System Overview
II-Agent is a domain-driven FastAPI + Socket.IO platform. The backend is organized into bounded
areas under src/ii_agent/, while the frontend and docs live alongside it in the same repo.
Domain Map
src/ii_agent/
├── app/ # FastAPI app factory, router registration, lifespan
├── core/ # Config, DB, Redis, storage, middleware, container
├── auth/ # OAuth, JWT, session-level auth helpers
├── users/ # Profiles and API keys
├── billing/ # Billing transactions and Stripe flows
├── credits/ # Credit balances, ledger, usage handling
├── tasks/ # Canonical run/task lifecycle tracking
├── sessions/ # Session CRUD, pins, wishlists, titles
├── chat/ # REST chat APIs, providers, messages, runs, media
├── agents/ # Runtime loop, plans, tools, skills, sandboxes, models
├── realtime/ # Socket.IO manager, handlers, events, pubsub
├── content/ # Slides, storybooks, media templates
├── files/ # User and session assets
├── projects/ # Cloud Run, databases, deployments, secrets, subdomains
├── integrations/ # Connectors, prompt enhancement, mobile
├── settings/ # Model, MCP, and skills settings
└── workers/ # Celery tasks and cron jobs
Layering Rules
Within each domain, dependencies flow downward:
router → dependencies → service → repository → models
That means:
- routers do not query the database directly
- services hold business logic
- repositories own data access
- schemas stay separate from ORM models
Startup Sequence
The application lifespan follows this rough order:
- Initialize the database engine and pool.
- Initialize Redis.
- Run Alembic migrations unless skipped.
- Build the application container.
- Attach pubsub subscribers for Socket.IO and event persistence.
- Register Socket.IO handlers.
- Seed built-in settings and skills.
- Start scheduled jobs.
Request Flow
HTTP
Client → middleware → router → service → repository → DB/external APIs → response schema
Realtime
Client → Socket.IO auth → command handler → agent/runtime services → pubsub → frontend events
Event System
Handlers publish structured events into pubsub.

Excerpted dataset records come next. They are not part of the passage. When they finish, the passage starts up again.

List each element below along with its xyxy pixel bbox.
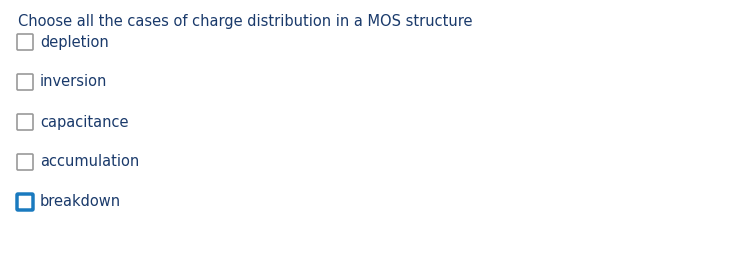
Text: inversion: inversion <box>40 75 108 90</box>
Text: depletion: depletion <box>40 35 109 50</box>
FancyBboxPatch shape <box>17 114 33 130</box>
FancyBboxPatch shape <box>17 154 33 170</box>
FancyBboxPatch shape <box>17 34 33 50</box>
Text: accumulation: accumulation <box>40 155 139 170</box>
FancyBboxPatch shape <box>17 194 33 210</box>
Text: capacitance: capacitance <box>40 115 129 130</box>
Text: breakdown: breakdown <box>40 195 121 210</box>
Text: Choose all the cases of charge distribution in a MOS structure: Choose all the cases of charge distribut… <box>18 14 472 29</box>
FancyBboxPatch shape <box>17 74 33 90</box>
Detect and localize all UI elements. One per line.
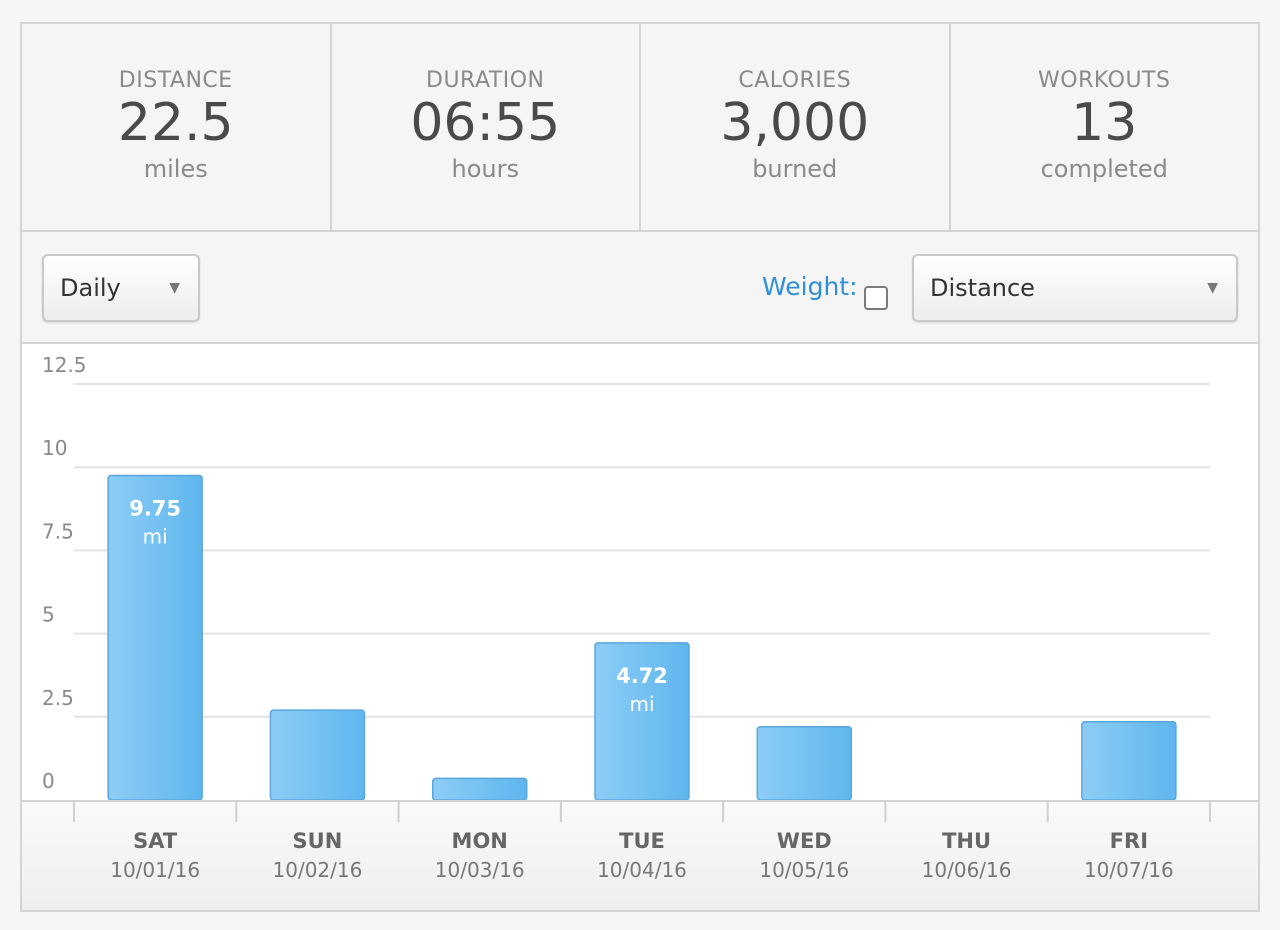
weight-label: Weight: xyxy=(762,272,858,301)
metric-select-value: Distance xyxy=(930,274,1035,302)
x-category-label: FRI xyxy=(1110,829,1148,853)
stat-value: 3,000 xyxy=(720,93,870,153)
stat-duration: DURATION 06:55 hours xyxy=(332,24,641,230)
period-select-value: Daily xyxy=(60,274,121,302)
bar-unit-label: mi xyxy=(143,525,168,549)
metric-select[interactable]: Distance ▼ xyxy=(912,254,1238,322)
y-tick-label: 10 xyxy=(42,436,67,460)
x-date-label: 10/03/16 xyxy=(435,858,525,882)
x-date-label: 10/01/16 xyxy=(110,858,200,882)
x-category-label: TUE xyxy=(619,829,665,853)
chevron-down-icon: ▼ xyxy=(169,280,180,296)
stat-value: 13 xyxy=(1071,93,1138,153)
bar-mon xyxy=(431,777,528,801)
stat-label: DISTANCE xyxy=(118,68,233,93)
y-tick-label: 2.5 xyxy=(42,686,74,710)
y-tick-label: 0 xyxy=(42,769,55,793)
x-date-label: 10/04/16 xyxy=(597,858,687,882)
y-tick-label: 12.5 xyxy=(42,353,87,377)
weight-checkbox[interactable] xyxy=(864,286,888,310)
stat-value: 22.5 xyxy=(117,93,234,153)
bar-value-label: 4.72 xyxy=(616,664,668,688)
x-category-label: MON xyxy=(452,829,508,853)
stat-value: 06:55 xyxy=(410,93,561,153)
bar-sun xyxy=(269,709,366,801)
stats-summary: DISTANCE 22.5 miles DURATION 06:55 hours… xyxy=(22,24,1258,232)
x-axis: SAT 10/01/16 SUN 10/02/16 MON 10/03/16 TUE 10/0… xyxy=(22,800,1258,910)
stat-label: DURATION xyxy=(426,68,545,93)
period-select[interactable]: Daily ▼ xyxy=(42,254,200,322)
y-tick-label: 7.5 xyxy=(42,519,74,543)
bar-fri xyxy=(1081,721,1177,801)
bar-unit-label: mi xyxy=(629,692,654,716)
stat-unit: miles xyxy=(143,155,208,183)
bar-value-label: 9.75 xyxy=(129,497,181,521)
x-category-label: WED xyxy=(777,829,832,853)
distance-chart: 0 2.5 5 7.5 10 12.5 9.75 mi 4.72 mi xyxy=(22,344,1258,801)
stat-label: CALORIES xyxy=(738,68,852,93)
stat-unit: hours xyxy=(451,155,519,183)
chart-controls: Daily ▼ Weight: Distance ▼ xyxy=(22,232,1258,344)
x-category-label: SUN xyxy=(293,829,343,853)
x-category-label: THU xyxy=(942,829,991,853)
stat-calories: CALORIES 3,000 burned xyxy=(641,24,951,230)
x-date-label: 10/06/16 xyxy=(922,858,1012,882)
x-axis-labels: SAT 10/01/16 SUN 10/02/16 MON 10/03/16 TUE 10/0… xyxy=(73,802,1211,882)
bar-wed xyxy=(756,726,853,801)
x-date-label: 10/07/16 xyxy=(1084,858,1174,882)
stat-unit: burned xyxy=(752,155,838,183)
x-date-label: 10/05/16 xyxy=(759,858,849,882)
chevron-down-icon: ▼ xyxy=(1207,280,1218,296)
bar-chart-plot: 0 2.5 5 7.5 10 12.5 9.75 mi 4.72 mi xyxy=(42,353,1210,801)
stat-label: WORKOUTS xyxy=(1038,68,1171,93)
activity-panel: DISTANCE 22.5 miles DURATION 06:55 hours… xyxy=(20,22,1260,912)
stat-distance: DISTANCE 22.5 miles xyxy=(22,24,332,230)
stat-unit: completed xyxy=(1040,155,1168,183)
x-category-label: SAT xyxy=(133,829,178,853)
y-tick-label: 5 xyxy=(42,603,55,627)
x-date-label: 10/02/16 xyxy=(273,858,363,882)
stat-workouts: WORKOUTS 13 completed xyxy=(951,24,1259,230)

Two major subscribers consume them:
- Socket.IO delivery to connected clients
- Database persistence into
application_events
This keeps frontend streaming and backend auditability aligned on the same event contract.
Architectural Constraints
- UUID primary keys are the default across the ORM.
- Services and repositories should use dependency aliases instead of bare
Depends. - Billable LLM/tool work must go through the credit reservation path.
- New LLM-touching code should align with shared execution/billing abstractions instead of ad hoc calls.